On Tuesday, John Moscoso, PGA Director of Instruction at International Links of Miami Melreese was honored with the Conrad Rehling Award.
"I am honored and humbled to receive this award," said Moscoso. "I share this award with the entire staff and volunteers at the First Tee Miami."
The Conrad Rehling Award, first presented in 2005, honors the late PGA Master Professional who followed a successful collegiate coaching career at Florida and Alabama by transforming his retirement into inspiring PGA Professionals to give back to those with intellectual and physical disabilities.
Moscoso has a big heart and passion for these Special Olympics athletes. Over the years, he has taken on the role of a mentor to many of these athletes. Last year, Moscoso celebrated his 10th year of involvement with Special Olympics Golf. He is responsible for coordinating and hosting the Miami-Dade County Special Olympics Golf, which is a nine-week training and state qualifying program. This event draws in more than 800 athletes.
In 2019, Moscoso hosted the local Special Olympics Unified Golf Training and Qualifying Program. This program brought together 80 participants passionate about the game. In addition, Moscoso hosts a weekly complimentary golf clinic for individuals with special needs 36 weeks out of the year.
“I’ve had the great opportunity of working with PGA Professionals the past 25 years and they are some of the most special people you will ever meet,” said South Florida PGA Section executive director Geoff Lofstead. “And some of the most other special people you will ever meet are Special Olympics athletes. When you combine those two together, there is an unbelievable award created to honor PGA Professionals who embody the spirit of Conrad Rehling and his passion for giving back to the community, particularly Special Olympics athletes.
Over quarantine, like many other facilities, Moscoso and his team were unable to host events. With his innovative ideas and desire to help others, Moscoso led junior golf clinics via Zoom. Moscoso and his team understood the importance these programs have for the 2,000 juniors they impact annually.
“Working with John, since starting with the SFPGA, has been a blessing,” said South Florida PGA Special Events Coordinator Ellen Breighner. “Watching him go through life and his work with such passion for both the game of golf and for the lives that he has impacted, has been such an inspiration.”

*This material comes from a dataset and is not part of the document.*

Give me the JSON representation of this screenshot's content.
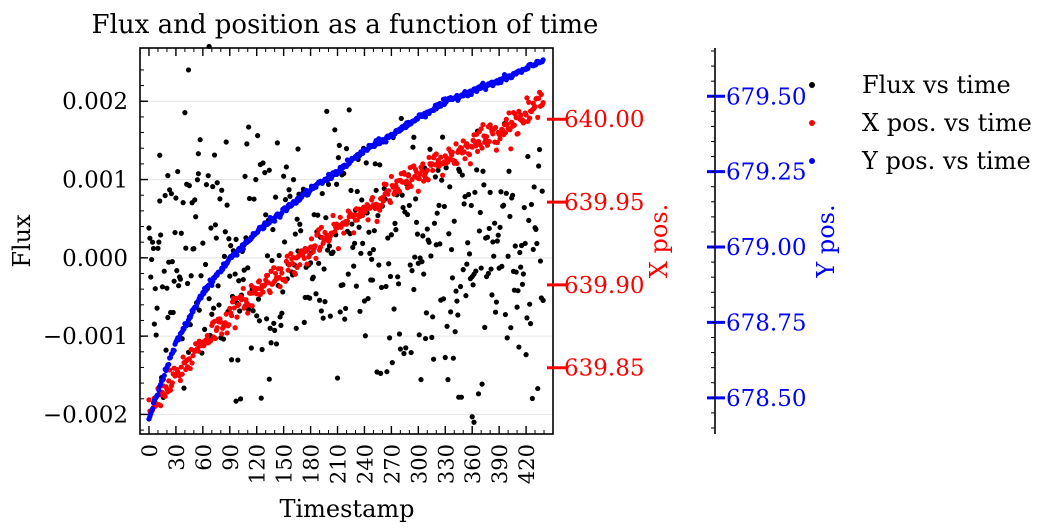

Moscoso is a prime example of an ambassador for Special Olympics Golf and represents the PGA of America and its golf professionals with utmost integrity and humility.
Rehling died in April 2007 at age 87. As the founding father of the Special Olympics Golf movement in 1988, Rehling spearheaded The PGA of America’s efforts to introduce golf to Special Olympics. The Association and its nearly 29,000 men and women professionals have dedicated countless hours, services and funding to the growth of Special Olympics Golf.